14 A Sorbonne, que havia sido reaberta pelo presidente Charles De Gaulle no dia 11, é ocupada por estudantes.



17 Cerca de 100 mil grevistas ocupam fábricas francesas; aeroportos e a Rádio e Televisão da França são afetadas. 60 mil policiais vigiam as ruas de Paris.18 Em apoio aos estudantes, Louis Malle, François Truffaut, Roman Polanski, Alan Resnais e Milos Forman retiram seus filmes do Festival de Cannes, que acabam sendo cancelado.



20 Seis milhões de grevistas ocupam 300 fábricas na França; Paris amanhece sem metrô, ônibus, telefones e outros serviços.



21 Trabalhadores ocupam centrais de energia elétrica e luz em Paris.25 George Pompidou, primeiro-ministro francês, inicia negociações com centrais sindicais que já contabilizam 10 milhões de grevistas por todo país.

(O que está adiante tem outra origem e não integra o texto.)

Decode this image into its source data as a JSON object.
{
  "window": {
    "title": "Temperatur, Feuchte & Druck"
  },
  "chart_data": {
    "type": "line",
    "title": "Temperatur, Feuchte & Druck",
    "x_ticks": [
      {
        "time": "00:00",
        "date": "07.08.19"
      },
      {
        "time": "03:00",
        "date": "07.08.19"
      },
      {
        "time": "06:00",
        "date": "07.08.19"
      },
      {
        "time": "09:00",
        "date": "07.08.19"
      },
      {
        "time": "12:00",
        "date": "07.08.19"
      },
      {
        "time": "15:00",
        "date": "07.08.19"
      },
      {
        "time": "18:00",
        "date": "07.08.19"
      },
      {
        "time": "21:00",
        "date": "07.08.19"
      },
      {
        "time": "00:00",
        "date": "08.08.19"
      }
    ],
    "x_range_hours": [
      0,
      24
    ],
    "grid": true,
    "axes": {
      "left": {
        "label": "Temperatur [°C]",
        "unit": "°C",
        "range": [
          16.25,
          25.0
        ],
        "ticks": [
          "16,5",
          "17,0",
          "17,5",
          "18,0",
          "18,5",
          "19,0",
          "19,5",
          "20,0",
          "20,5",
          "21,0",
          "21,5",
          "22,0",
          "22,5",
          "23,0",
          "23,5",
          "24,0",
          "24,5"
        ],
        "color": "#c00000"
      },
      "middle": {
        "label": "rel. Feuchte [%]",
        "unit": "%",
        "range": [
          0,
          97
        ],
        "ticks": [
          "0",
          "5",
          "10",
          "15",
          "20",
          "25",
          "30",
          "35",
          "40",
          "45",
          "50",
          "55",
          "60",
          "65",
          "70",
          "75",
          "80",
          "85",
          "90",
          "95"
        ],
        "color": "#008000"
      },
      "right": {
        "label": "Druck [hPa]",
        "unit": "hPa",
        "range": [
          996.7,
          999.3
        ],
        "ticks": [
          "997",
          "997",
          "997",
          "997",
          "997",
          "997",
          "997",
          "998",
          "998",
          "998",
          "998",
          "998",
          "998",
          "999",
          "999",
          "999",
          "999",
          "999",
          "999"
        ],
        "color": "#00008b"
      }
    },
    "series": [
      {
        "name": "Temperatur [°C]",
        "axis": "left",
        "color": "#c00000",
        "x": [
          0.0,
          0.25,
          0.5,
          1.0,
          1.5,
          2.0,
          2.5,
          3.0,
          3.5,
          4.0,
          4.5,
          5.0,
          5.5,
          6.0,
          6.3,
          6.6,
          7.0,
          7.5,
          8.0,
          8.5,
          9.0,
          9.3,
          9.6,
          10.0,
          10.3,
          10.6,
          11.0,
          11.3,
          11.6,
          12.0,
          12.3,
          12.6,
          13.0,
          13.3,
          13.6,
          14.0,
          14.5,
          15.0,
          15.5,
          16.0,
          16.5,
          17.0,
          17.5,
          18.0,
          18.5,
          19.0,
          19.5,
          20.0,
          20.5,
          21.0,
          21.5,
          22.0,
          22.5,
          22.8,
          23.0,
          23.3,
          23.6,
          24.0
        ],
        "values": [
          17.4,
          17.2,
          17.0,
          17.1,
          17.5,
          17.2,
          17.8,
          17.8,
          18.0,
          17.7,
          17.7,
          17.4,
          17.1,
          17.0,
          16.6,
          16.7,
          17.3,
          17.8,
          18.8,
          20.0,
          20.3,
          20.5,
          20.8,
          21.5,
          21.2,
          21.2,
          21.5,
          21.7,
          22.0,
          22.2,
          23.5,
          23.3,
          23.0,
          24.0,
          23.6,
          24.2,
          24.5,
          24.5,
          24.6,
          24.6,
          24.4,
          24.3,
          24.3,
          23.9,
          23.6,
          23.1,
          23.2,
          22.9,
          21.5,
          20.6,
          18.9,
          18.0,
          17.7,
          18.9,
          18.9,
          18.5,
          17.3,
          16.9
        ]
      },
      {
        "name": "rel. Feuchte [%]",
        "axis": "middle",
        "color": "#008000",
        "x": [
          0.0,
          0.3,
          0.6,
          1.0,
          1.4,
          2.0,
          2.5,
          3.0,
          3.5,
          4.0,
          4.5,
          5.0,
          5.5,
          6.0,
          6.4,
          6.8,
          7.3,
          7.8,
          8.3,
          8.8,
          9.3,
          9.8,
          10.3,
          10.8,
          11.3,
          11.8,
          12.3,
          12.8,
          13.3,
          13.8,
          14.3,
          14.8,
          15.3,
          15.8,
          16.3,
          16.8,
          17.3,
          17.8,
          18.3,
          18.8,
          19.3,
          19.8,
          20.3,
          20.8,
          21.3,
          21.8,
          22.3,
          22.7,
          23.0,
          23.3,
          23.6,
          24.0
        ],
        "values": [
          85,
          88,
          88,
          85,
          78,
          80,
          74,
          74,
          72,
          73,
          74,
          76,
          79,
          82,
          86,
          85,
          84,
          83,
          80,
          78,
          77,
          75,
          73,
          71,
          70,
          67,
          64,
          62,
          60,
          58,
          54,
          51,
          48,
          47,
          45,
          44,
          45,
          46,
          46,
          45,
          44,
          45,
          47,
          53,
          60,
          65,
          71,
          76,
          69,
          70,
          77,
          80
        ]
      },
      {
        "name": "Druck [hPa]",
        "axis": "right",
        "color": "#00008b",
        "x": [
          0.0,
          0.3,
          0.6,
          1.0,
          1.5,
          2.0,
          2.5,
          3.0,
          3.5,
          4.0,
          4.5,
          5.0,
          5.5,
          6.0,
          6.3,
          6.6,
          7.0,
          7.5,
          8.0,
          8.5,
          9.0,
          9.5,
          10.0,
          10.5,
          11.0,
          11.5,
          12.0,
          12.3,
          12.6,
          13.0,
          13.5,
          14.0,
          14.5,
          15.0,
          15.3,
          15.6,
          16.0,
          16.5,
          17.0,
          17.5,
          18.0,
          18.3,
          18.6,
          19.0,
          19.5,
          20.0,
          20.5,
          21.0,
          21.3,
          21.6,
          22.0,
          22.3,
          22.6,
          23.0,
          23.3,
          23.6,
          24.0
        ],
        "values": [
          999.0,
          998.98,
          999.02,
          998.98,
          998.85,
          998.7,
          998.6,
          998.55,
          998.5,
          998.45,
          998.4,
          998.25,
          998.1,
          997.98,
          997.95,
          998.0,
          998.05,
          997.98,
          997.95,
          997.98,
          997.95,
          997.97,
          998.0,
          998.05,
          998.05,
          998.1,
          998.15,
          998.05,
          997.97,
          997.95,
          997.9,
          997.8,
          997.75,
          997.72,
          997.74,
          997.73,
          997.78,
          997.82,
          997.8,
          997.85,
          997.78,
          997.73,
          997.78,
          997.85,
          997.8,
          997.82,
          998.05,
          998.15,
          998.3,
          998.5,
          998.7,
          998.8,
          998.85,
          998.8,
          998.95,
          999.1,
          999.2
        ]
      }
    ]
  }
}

29 Cerca de 200 mil pessoas fazem passeata por Paris; confronto entre estudantes e policiais é filmado por Jean-Luc Godard.30 Charles De Gaulle, presidente da França, dissolve a Assembléia Nacional e convoca eleições gerais, com o apoio das Forças Armadas.
EM 68
'Em 68' é um livro em que Fuentes compila três textos seus sobre a época, escritos no calor dos acontecimentos ou pouco depois. O autor joga luz sobre seus testemunhos do Maio de 68 parisiense, da Primavera de Praga e do massacre da Plaza de las Tres Culturas, no México. O autor foi testemunha ocular dos conflitos que tomaram Paris em maio daquele ano. Fuentes também presenciou discursos informais de Jean Paul Sartre, sobre como a Europa havia esquecido a promessa humanista de luta contra o fascismo. E participou dos debates que dominavam os cafés parisienses, com dezenas de jovens a insuflar a revolução.